Dans l'affaire Marine Tondelier, la Cour observe que le débat s'est déroulé sur Twitter entre deux personnalités politiques et qu'il n'avait pas d'autres fins que politiques. Ces personnalités ne pouvaient ignorer l'impact de leurs propos sur un réseau social. Comme elle l'avait fait dans sa décision Barata Monteiro da Costa Nogueira et Patrício Pereira c. Portugal du 11 janvier 2011, à propos à l'époque d'accusations de corruption formulées lors d'une conférence de presse, la Cour considère que le requérant, dans de telles conditions, n'est pas fondé à se plaindre du caractère public de la diffusion de ses propos et de l'ampleur de la réaction, tant de la personne visée que du public. De fait, Marine Tondalier n'aurait pas dû être surprise par la vivacité de la réplique du ministre.
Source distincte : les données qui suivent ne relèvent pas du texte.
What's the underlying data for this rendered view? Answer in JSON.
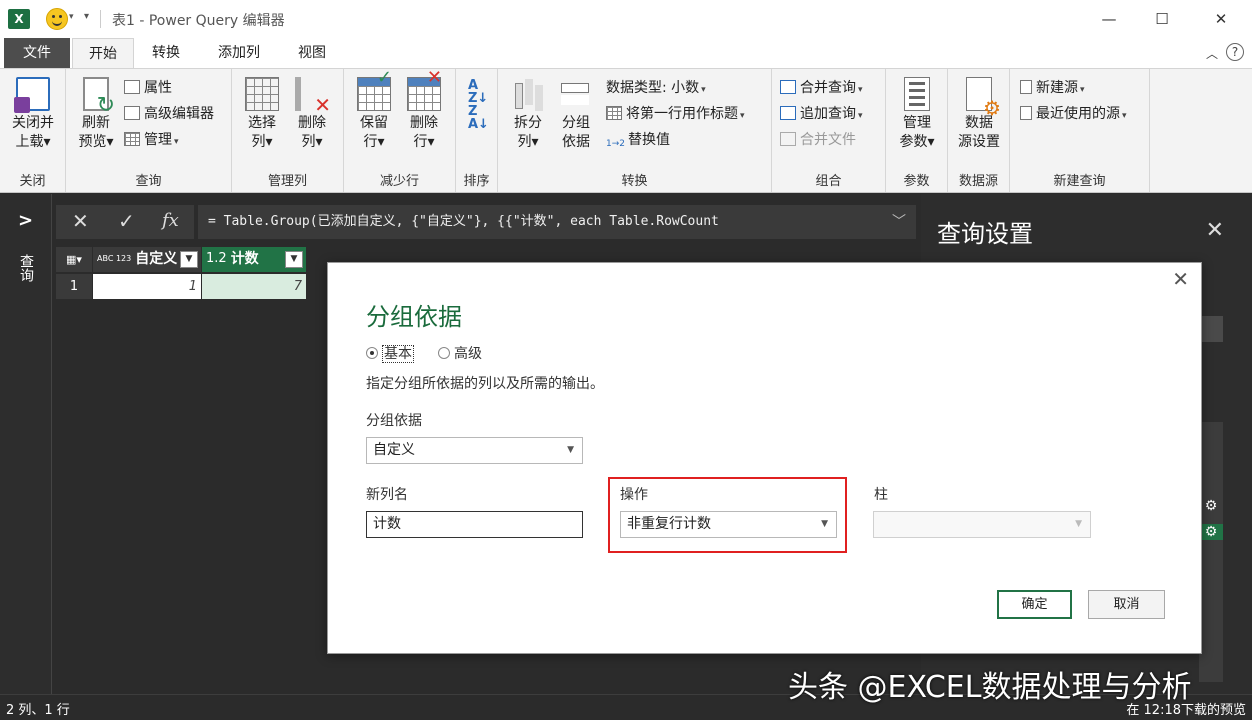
{
  "window": {
    "title": "表1 - Power Query 编辑器",
    "minimize": "—",
    "maximize": "☐",
    "close": "✕"
  },
  "tabs": [
    "文件",
    "开始",
    "转换",
    "添加列",
    "视图"
  ],
  "ribbon": {
    "close_group": {
      "label": "关闭",
      "close_load": [
        "关闭并",
        "上载▾"
      ]
    },
    "query_group": {
      "label": "查询",
      "refresh": [
        "刷新",
        "预览▾"
      ],
      "properties": "属性",
      "advanced_editor": "高级编辑器",
      "manage": "管理"
    },
    "columns_group": {
      "label": "管理列",
      "choose": [
        "选择",
        "列▾"
      ],
      "remove": [
        "删除",
        "列▾"
      ]
    },
    "rows_group": {
      "label": "减少行",
      "keep": [
        "保留",
        "行▾"
      ],
      "remove": [
        "删除",
        "行▾"
      ]
    },
    "sort_group": {
      "label": "排序"
    },
    "transform_group": {
      "label": "转换",
      "split": [
        "拆分",
        "列▾"
      ],
      "group_by": [
        "分组",
        "依据"
      ],
      "data_type": "数据类型: 小数",
      "first_row_header": "将第一行用作标题",
      "replace_values": "替换值",
      "replace_icon": "1→2"
    },
    "combine_group": {
      "label": "组合",
      "merge_queries": "合并查询",
      "append_queries": "追加查询",
      "combine_files": "合并文件"
    },
    "params_group": {
      "label": "参数",
      "manage_params": [
        "管理",
        "参数▾"
      ]
    },
    "datasource_group": {
      "label": "数据源",
      "settings": [
        "数据",
        "源设置"
      ]
    },
    "newquery_group": {
      "label": "新建查询",
      "new_source": "新建源",
      "recent_sources": "最近使用的源"
    }
  },
  "left_pane": {
    "label": "查询"
  },
  "formula_bar": {
    "formula": "= Table.Group(已添加自定义, {\"自定义\"}, {{\"计数\", each Table.RowCount"
  },
  "grid": {
    "columns": [
      {
        "type": "ABC 123",
        "name": "自定义"
      },
      {
        "type": "1.2",
        "name": "计数"
      }
    ],
    "rows": [
      {
        "index": "1",
        "values": [
          "1",
          "7"
        ]
      }
    ]
  },
  "query_settings": {
    "title": "查询设置"
  },
  "dialog": {
    "title": "分组依据",
    "radio_basic": "基本",
    "radio_advanced": "高级",
    "description": "指定分组所依据的列以及所需的输出。",
    "group_by_label": "分组依据",
    "group_by_value": "自定义",
    "new_col_label": "新列名",
    "new_col_value": "计数",
    "operation_label": "操作",
    "operation_value": "非重复行计数",
    "column_label": "柱",
    "column_value": "",
    "ok": "确定",
    "cancel": "取消",
    "highlight_color": "#e02020"
  },
  "status": {
    "left": "2 列、1 行",
    "right": "在 12:18下载的预览"
  },
  "watermark": "头条 @EXCEL数据处理与分析",
  "colors": {
    "accent_green": "#217346",
    "title_green": "#1a6b3c",
    "dark_bg": "#2b2b2b"
  }
}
Mais cette vivacité même peut-elle être considérée comme excessive ? Dans un arrêt Kılıçdaroğlu c. Turquie du 27 octobre 2020, la CEDH s'est prononcée sur une action civile introduite par le Premier ministre turc, R. Erdogan contre son principal adversaire politique. Ce dernier était condamné civilement pour avoir tenu, au sein même du parlement, des propos relativement violents accusant le Premier ministre de "créer la zizanie", "provoquer la haine", "faire du séparatisme" et le prenant directement à parti : "Toi, tu n'es pas une personne pieuse, tu es un individu qui exploite les croyances des personnes pieuses (...)". Il semble que l'immunité parlementaire ne soit pas garantie en Turquie... Quoi qu'il en soit, a CEDH sanctionne une ingérence excessive dans la liberté d'expression. Elle affirme que des propos particulièrement violents peuvent être tenus dans un débat politique, soit pour utiliser un style provocateur destiné à déclencher un débat, soit plus simplement pour recourir à des invectives que les élus s'autorisent lors de leurs échanges.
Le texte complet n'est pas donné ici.